Today, I will introduce you to the four mainstream 3D printing technologies, including FDM, SLA, SLS and 3DP.
1.Fused deposition modeling FMD
FMD may be the most widely used process at present, and many consumer-level 3D printers use this process because it is relatively easy to implement. The FMD heating head heats the hot melt material (ABS, PA, POM) to a critical state, making it semi-fluid, and then the heating head will move along the two-dimensional geometric trajectory confirmed by CAD under software control, and the nozzle will be semi-fluid at the same time The state of the material is extruded, and the material instantaneously solidifies to form a thin layer with a contour shape.
This process is very similar to the printing process of a two-dimensional printer, except that what comes out of the print head is not ink, but a melt of ABS resin and other materials. At the same time, because the print head or base of the 3D printer can move in the vertical direction, it can Let the material be quickly stacked layer by layer, and each layer is a trajectory determined by the CAD model to print out the shape, so the designed three-dimensional object can finally be printed.
- Stereolithography, SLA
According to Wikipedia, the first rapid prototyping equipment in 1984 used the light-curing three-dimensional modeling process.
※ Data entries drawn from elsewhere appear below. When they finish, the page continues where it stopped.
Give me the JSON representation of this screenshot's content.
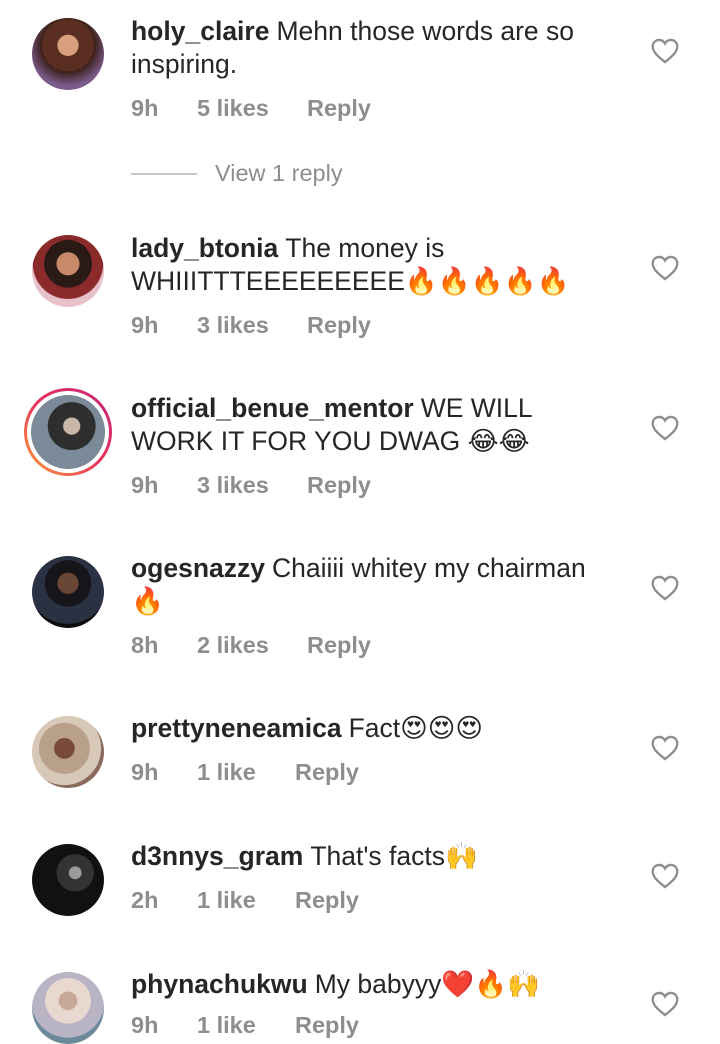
{
  "comments": [
    {
      "username": "holy_claire",
      "text": "Mehn those words are so inspiring.",
      "time": "9h",
      "likes": "5 likes",
      "reply_label": "Reply",
      "avatar_color": "#6b3a2b",
      "view_replies": "View 1 reply"
    },
    {
      "username": "lady_btonia",
      "text": "The money is WHIIITTTEEEEEEEEE🔥🔥🔥🔥🔥",
      "time": "9h",
      "likes": "3 likes",
      "reply_label": "Reply",
      "avatar_color": "#8a2a2a"
    },
    {
      "username": "official_benue_mentor",
      "text": "WE WILL WORK IT FOR YOU DWAG 😂😂",
      "time": "9h",
      "likes": "3 likes",
      "reply_label": "Reply",
      "avatar_color": "#3f3f3f"
    },
    {
      "username": "ogesnazzy",
      "text": "Chaiiii whitey my chairman 🔥",
      "time": "8h",
      "likes": "2 likes",
      "reply_label": "Reply",
      "avatar_color": "#1b1f2a"
    },
    {
      "username": "prettyneneamica",
      "text": "Fact😍😍😍",
      "time": "9h",
      "likes": "1 like",
      "reply_label": "Reply",
      "avatar_color": "#b8a08a"
    },
    {
      "username": "d3nnys_gram",
      "text": "That's facts🙌",
      "time": "2h",
      "likes": "1 like",
      "reply_label": "Reply",
      "avatar_color": "#111111"
    },
    {
      "username": "phynachukwu",
      "text": "My babyyy❤️🔥🙌",
      "time": "9h",
      "likes": "1 like",
      "reply_label": "Reply",
      "avatar_color": "#b9b4c4"
    }
  ],
  "colors": {
    "text": "#262626",
    "muted": "#8e8e8e",
    "story_ring_start": "#f9a33a",
    "story_ring_end": "#c2277a"
  },
  "icons": [
    "heart-outline-icon"
  ]
}
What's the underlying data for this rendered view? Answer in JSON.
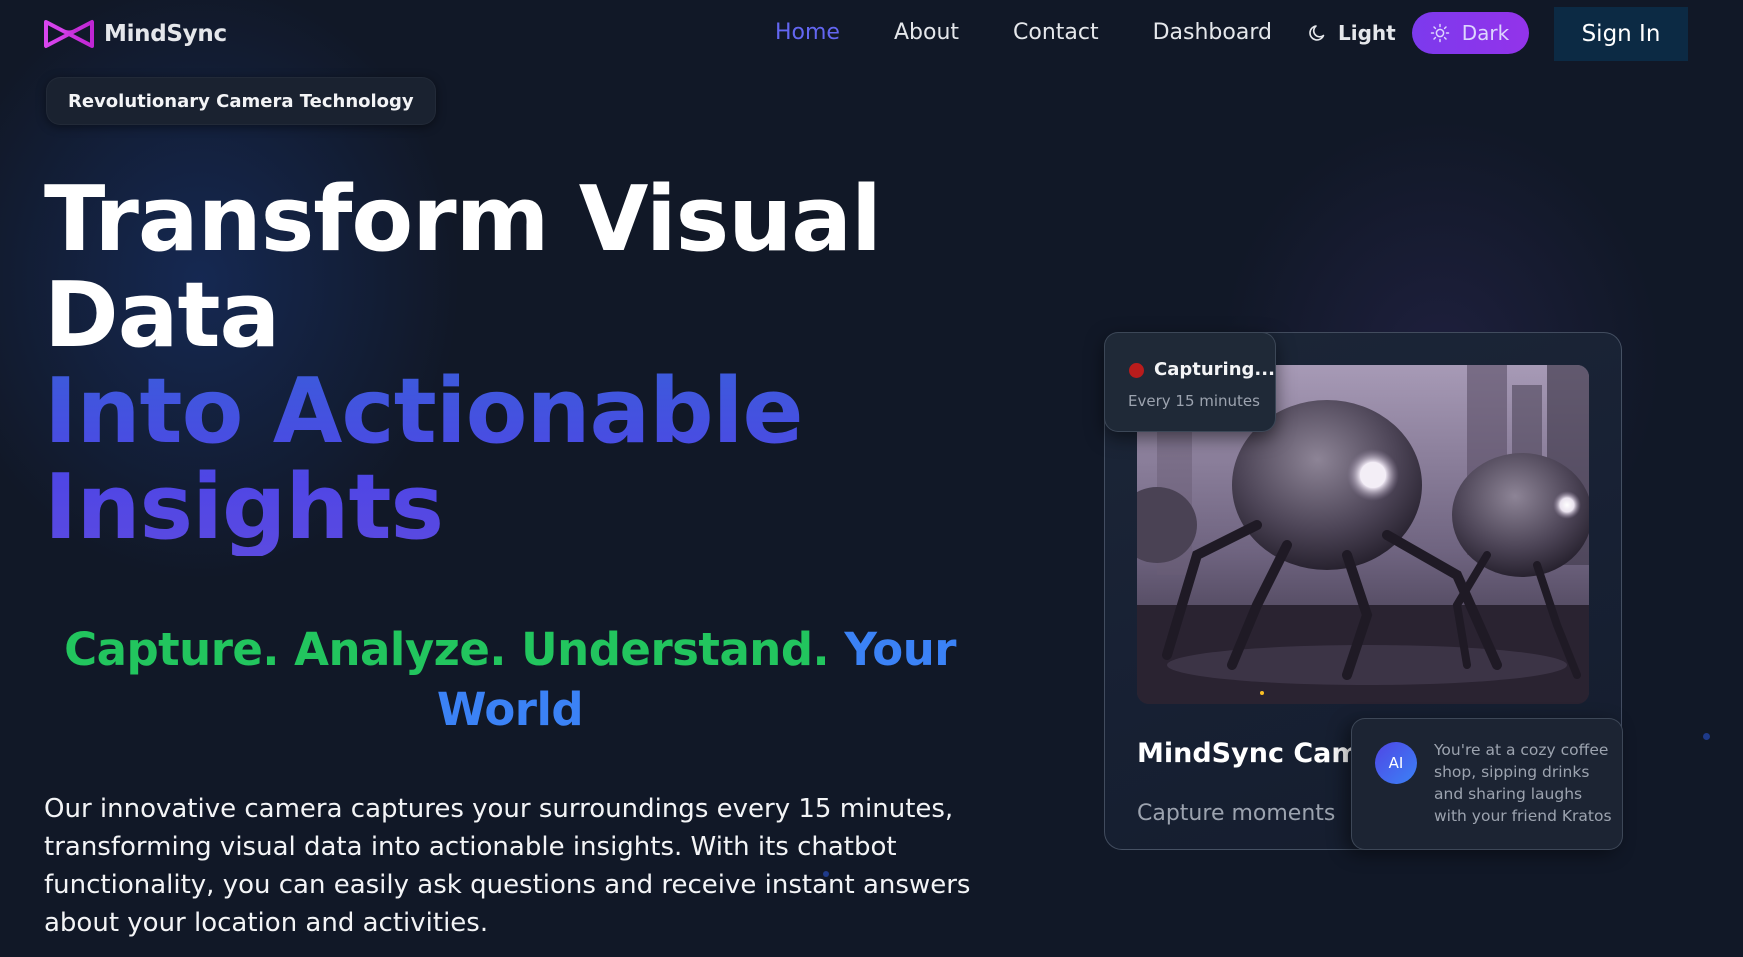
{
  "nav": {
    "brand": "MindSync",
    "links": [
      {
        "label": "Home",
        "active": true
      },
      {
        "label": "About",
        "active": false
      },
      {
        "label": "Contact",
        "active": false
      },
      {
        "label": "Dashboard",
        "active": false
      }
    ],
    "theme": {
      "light_label": "Light",
      "dark_label": "Dark",
      "selected": "Dark"
    },
    "signin_label": "Sign In"
  },
  "hero": {
    "badge": "Revolutionary Camera Technology",
    "title_line1": "Transform Visual Data",
    "title_line2": "Into Actionable Insights",
    "tagline": {
      "part_green": "Capture. Analyze. Understand.",
      "part_blue": "Your World"
    },
    "description": "Our innovative camera captures your surroundings every 15 minutes, transforming visual data into actionable insights. With its chatbot functionality, you can easily ask questions and receive instant answers about your location and activities."
  },
  "card": {
    "capture_status": "Capturing...",
    "capture_interval": "Every 15 minutes",
    "title": "MindSync Camer",
    "subtitle": "Capture moments",
    "ai_avatar": "AI",
    "ai_message": "You're at a cozy coffee shop, sipping drinks and sharing laughs with your friend Kratos"
  },
  "colors": {
    "background": "#111827",
    "active_link": "#6366f1",
    "dark_toggle": "#7c3aed",
    "signin_bg": "#0c2a44",
    "tagline_green": "#22c55e",
    "tagline_blue": "#3b82f6",
    "title_gradient": "#3b5bdb",
    "record_dot": "#b91c1c"
  },
  "icons": {
    "logo": "infinity-bowtie-logo-icon",
    "light": "moon-icon",
    "dark": "sun-icon"
  }
}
Among the current rapid prototyping equipment, SLA research is the most in-depth and widely used. We usually refer to this process as “light curing” for short. The basis of this process is a photosensitive resin that can produce polymerization under ultraviolet light.
Like other 3D printing processes, SLA light curing equipment will also slice the 3D digital model of the object before it starts to “print” the object. Then, under computer control, the ultraviolet laser scans the liquid resin point by point along the contour of each layered section of the part. The scanned resin thin layer will undergo polymerization reaction, gradually forming a line from the dots, and finally a solidified section of a thin layer of the part is formed, while the unscanned resin remains in the original liquid state.
When one layer is cured, the lifting table moves a distance of one layer thickness, and a new layer of liquid resin is covered on the surface of the cured resin of the previous layer for scanning and curing again. The newly cured layer is firmly bonded to the previous layer, and so on, until the prototype of the entire part is completed.
The characteristics of the SLA process are that it can present higher precision and better surface quality, and can manufacture parts with particularly complex shapes (such as hollow parts) and particularly fine (such as handicrafts, jewelry, etc.).
- Selective laser sintering (SLS)
The layered cutting and layer-by-layer manufacturing of digital models are the basis of the 3D printing process, so I won’t repeat them here. In addition, the SLS process is similar to the SLA light curing process. That is, it is necessary to use a laser to solidify the substance into a whole. The difference is that the SLS process uses an infrared laser beam, and the material is changed from photosensitive resin to powder of plastic, wax, ceramic, metal or their composites.
First, a very thin (sub-millimeter) layer of raw material powder is not spread on the worktable, and then the laser beam under computer control is scanned by the two-dimensional data at a certain speed and energy density through the scanner. The powder scanned by the laser is sintered into a solid layer of a certain thickness, and the unscanned area remains loose powder. One layer is scanned, and then the next layer is scanned. The workbench is raised and lowered according to the thickness of the object’s cut layer, the powder spreading roller spreads the powder again, and then starts scanning of a new layer. This is repeated until all levels have been scanned. Remove excess powder, and then after appropriate post-processing such as grinding and drying, the parts can be obtained.
- 3D printing, 3DP
Also known as bonded jet, inkjet powder printing. The working method of this 3D printing technology is the closest to the traditional two-dimensional inkjet printing. Like the SLS process, the 3DP technology also makes parts by bonding powder into a whole, but it is not bonded by laser melting, but by the adhesive sprayed from the nozzle to complete the bonding work.
Under the control of the computer, the nozzle runs according to the two-dimensional data of the model section, and selectively sprays the adhesive at the corresponding position to finally form the layer. After each layer is bonded, the forming cylinder is lowered by a distance equal to the thickness of the layer, and the powder supply cylinder rises a certain height to push out the excess powder, which is pushed to the forming cylinder by the powder spreading roller, and then it is leveled and compacted. This cycle is repeated until the bonding of the entire object is completed.
As one of the 3D printing technologies, 3DP technology is a rapid prototyping technology with the most promising development prospects after the most widely used rapid prototyping technology such as SLS and FDM. With its unique advantages such as fast speed, wide application range, and high precision, 3DP technology has attracted the attention of many excellent companies in the 3D printing industry.